Rose was attacking the basket during scrimmages with a ferocity not seen when he was cleared to play in the spring.
“I got confidence in my (surgically repaired left) knee,” Rose told the Tribune. “There’s no testing anymore. It’s going out there and playing hard and attacking.”
“He attacked all day, in fact from the start,” Thibodeau revealed. “He made that clear.” Boozer added that "Pooh" – Rose's nickname – "had it going. It was like old times."
Rose is doing one thing differently from before tearing his ACL at the start of the 2012 Playoffs.
“I’m really taking stretching serious before and after — when I wake up, before I go to sleep. I just try to get my body as loose as possible because when you have ACL tears, your hamstrings will be the first things that go especially when you’re fatigued. Me building that tolerance up on my leg, I think that will help me in the long run.”
Here's more on Rose's return to practice, Jimmy Butler's excellent showing and divisional rivals, the Bucks…
- The sentiments expressed by the players and coach in the Tribune's piece on the first practice of the 2013/14 season were echoed by Joe Cowley of the Chicago Sun Times. Derrick Rose is back attacking the rim, and despite some hard fouls was fine with the contact.
- Rose also offered some insight into his decision not to come back for the playoffs last season after being cleared to play. "I knew I wasn’t ready to take on a double team in the playoffs, so I had to make the decision not to come back," Rose said.
- Another player who impressed coach Tom Thibodeau at the first day of practice, was 6'7" swingman Jimmy Butler. Thibs told the Tribune's Johnson "[Butler is] an excellent athlete, very explosive, very quick to the ball. That tells you how he sees the game. His reaction to the ball is special.

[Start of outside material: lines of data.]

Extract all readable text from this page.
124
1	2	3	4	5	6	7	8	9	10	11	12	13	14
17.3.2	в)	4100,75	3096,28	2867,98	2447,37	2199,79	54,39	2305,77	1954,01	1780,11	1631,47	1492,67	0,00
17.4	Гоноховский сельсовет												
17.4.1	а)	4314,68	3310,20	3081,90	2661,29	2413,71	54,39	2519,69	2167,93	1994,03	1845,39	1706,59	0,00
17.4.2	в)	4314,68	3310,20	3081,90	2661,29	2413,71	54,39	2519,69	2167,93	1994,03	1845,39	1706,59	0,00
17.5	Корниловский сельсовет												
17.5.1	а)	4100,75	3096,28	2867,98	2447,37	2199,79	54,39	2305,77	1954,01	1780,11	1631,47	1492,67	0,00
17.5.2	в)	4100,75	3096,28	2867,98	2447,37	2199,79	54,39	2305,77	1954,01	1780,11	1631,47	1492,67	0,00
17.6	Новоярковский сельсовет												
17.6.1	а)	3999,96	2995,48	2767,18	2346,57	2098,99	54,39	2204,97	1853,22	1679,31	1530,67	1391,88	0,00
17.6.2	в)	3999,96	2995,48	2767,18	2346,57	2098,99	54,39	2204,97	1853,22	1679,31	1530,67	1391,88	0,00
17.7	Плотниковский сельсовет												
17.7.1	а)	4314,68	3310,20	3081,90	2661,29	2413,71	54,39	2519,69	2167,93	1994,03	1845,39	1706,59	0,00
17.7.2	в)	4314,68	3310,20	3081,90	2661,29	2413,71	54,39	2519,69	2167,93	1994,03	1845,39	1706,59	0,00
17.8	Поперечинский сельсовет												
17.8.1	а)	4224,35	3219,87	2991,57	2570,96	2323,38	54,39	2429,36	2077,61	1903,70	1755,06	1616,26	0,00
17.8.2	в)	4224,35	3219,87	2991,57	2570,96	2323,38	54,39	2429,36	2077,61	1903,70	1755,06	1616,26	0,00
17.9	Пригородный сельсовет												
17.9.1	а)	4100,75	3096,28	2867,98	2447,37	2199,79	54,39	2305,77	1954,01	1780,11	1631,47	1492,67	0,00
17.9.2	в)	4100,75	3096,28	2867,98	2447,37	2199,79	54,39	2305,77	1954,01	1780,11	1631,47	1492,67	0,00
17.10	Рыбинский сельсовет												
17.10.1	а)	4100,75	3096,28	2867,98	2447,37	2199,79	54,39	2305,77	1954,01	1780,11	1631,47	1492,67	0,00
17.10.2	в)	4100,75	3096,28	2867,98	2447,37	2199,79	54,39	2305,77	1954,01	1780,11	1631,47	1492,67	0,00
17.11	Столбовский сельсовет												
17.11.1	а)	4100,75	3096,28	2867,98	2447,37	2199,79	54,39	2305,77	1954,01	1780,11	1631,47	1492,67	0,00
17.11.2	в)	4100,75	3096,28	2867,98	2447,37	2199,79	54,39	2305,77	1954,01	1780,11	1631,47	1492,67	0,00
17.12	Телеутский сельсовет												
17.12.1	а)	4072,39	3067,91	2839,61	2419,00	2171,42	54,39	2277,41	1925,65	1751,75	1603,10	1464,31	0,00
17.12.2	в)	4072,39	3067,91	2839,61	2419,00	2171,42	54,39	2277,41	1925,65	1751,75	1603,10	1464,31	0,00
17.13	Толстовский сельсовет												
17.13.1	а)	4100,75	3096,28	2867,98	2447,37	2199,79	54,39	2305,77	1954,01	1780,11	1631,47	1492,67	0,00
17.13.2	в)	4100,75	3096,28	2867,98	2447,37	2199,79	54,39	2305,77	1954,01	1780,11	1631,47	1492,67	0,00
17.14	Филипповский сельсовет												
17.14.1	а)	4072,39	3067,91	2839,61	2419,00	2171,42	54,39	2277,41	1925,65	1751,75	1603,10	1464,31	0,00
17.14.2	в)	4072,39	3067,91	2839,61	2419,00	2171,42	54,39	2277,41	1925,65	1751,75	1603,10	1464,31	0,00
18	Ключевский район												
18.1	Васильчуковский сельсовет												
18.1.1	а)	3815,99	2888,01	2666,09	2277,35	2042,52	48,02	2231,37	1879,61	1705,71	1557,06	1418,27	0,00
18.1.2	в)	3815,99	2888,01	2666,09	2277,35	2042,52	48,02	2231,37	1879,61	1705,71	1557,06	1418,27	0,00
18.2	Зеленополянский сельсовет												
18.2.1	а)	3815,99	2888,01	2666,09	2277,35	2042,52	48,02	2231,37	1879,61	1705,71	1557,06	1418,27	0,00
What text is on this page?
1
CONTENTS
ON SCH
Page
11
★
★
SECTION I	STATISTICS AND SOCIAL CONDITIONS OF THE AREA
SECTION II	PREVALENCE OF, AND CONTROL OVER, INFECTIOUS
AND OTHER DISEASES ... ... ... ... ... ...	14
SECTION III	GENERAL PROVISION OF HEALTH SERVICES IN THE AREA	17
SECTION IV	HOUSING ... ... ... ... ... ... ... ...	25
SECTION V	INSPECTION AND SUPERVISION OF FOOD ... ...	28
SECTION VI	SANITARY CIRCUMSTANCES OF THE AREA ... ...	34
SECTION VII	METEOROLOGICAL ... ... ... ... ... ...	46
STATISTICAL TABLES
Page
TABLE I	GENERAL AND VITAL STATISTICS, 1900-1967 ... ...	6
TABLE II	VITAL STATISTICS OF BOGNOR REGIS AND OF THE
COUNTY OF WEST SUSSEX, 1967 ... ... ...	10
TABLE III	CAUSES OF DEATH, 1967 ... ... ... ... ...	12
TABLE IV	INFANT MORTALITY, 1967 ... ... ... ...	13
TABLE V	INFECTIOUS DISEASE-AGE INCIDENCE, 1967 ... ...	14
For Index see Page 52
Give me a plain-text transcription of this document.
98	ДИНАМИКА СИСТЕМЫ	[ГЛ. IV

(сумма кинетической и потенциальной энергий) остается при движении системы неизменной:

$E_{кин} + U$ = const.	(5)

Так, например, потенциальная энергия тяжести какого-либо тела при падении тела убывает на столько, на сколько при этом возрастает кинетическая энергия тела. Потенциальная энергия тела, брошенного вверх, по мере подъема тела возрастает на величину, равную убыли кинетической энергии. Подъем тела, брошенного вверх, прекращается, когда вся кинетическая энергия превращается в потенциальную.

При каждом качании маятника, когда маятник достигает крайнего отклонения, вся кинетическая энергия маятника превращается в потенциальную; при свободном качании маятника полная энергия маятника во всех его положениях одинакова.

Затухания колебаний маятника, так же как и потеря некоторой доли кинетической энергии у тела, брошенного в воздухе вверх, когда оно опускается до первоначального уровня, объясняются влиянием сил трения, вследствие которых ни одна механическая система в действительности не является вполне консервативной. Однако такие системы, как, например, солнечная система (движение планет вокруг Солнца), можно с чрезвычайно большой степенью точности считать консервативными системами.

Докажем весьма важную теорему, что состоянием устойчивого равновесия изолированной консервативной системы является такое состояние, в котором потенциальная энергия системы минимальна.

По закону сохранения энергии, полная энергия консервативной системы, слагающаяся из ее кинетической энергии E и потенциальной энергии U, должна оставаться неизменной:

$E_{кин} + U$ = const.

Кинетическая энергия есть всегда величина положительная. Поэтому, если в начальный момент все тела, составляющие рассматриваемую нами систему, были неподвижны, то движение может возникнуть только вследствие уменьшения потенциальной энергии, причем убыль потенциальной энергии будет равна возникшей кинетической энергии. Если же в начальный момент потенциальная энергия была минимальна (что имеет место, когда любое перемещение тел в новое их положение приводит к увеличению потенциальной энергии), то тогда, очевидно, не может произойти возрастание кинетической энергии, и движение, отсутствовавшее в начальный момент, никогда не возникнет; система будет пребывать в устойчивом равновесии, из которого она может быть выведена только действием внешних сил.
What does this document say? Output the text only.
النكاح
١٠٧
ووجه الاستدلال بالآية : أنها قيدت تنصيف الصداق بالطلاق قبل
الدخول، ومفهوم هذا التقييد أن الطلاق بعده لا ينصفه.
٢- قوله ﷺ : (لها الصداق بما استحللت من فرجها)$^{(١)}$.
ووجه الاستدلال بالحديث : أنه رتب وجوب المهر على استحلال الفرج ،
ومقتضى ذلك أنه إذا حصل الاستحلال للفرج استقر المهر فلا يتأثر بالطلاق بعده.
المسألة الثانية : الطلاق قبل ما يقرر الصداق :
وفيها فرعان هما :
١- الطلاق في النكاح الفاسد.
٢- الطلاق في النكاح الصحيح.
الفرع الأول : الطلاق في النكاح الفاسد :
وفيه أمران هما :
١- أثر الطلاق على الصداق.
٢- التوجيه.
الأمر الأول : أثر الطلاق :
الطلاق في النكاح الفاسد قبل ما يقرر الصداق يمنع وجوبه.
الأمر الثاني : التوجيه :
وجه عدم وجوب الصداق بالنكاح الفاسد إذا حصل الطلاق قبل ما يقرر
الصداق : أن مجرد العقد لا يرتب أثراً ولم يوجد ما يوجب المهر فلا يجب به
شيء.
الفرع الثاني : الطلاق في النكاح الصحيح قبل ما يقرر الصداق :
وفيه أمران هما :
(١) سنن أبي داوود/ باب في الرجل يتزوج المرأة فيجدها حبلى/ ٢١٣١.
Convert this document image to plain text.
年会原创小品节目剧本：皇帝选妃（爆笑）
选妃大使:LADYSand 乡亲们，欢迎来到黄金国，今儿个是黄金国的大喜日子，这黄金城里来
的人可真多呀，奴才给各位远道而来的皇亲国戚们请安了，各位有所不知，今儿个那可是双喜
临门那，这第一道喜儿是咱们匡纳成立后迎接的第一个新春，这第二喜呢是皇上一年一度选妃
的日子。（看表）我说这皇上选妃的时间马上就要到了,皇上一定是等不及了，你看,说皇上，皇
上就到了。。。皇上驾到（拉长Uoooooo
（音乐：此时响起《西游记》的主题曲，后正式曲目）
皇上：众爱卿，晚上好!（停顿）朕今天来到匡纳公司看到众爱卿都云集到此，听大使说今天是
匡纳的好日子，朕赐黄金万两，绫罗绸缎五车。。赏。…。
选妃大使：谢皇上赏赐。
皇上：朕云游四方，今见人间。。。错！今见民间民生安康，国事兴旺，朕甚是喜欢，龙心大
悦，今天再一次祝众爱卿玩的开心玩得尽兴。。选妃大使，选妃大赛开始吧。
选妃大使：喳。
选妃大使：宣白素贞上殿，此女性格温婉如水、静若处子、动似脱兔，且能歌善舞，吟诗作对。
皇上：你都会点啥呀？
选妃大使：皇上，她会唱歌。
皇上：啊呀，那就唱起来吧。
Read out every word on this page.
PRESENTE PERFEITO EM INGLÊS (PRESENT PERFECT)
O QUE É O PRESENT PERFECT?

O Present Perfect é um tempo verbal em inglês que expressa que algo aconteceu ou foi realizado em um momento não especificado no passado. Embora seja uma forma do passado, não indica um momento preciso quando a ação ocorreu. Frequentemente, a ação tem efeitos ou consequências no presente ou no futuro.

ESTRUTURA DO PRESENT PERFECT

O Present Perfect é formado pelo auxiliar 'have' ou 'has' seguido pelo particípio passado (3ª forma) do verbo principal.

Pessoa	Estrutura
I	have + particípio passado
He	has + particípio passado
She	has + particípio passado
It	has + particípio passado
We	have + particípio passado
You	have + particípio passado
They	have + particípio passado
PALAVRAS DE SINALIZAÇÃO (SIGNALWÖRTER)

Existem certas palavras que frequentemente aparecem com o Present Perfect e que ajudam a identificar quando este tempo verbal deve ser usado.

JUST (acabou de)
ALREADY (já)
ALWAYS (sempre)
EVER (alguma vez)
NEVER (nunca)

He's very quick, strong, can think ahead, very strong."
- The former Marquette player won the starting shooting guard spot last season with Chicago after some blanket defense on the wing, and improved 3-point shooting.
- The Sun-Times' Cowley also paid deference to Butler saying that – other than Rose – he got the most attention after the first day of practice.
- After the Bucks were again eliminated in the first round of the playoffs last season, GM John Hammond started the offseason ready to make big changes, writes the Milwaukee Journal-Sentinel's Charles F. Gardner.
- After hiring a new coach – Larry Drew, formerly of the Hawks – the Bucks traded their point guard Brandon Jennings to the Pistons and let their other guard Monta Ellis leave for the Mavs. Hammond will see what a fresh start can do after the largest roster overhaul in his five years as GM.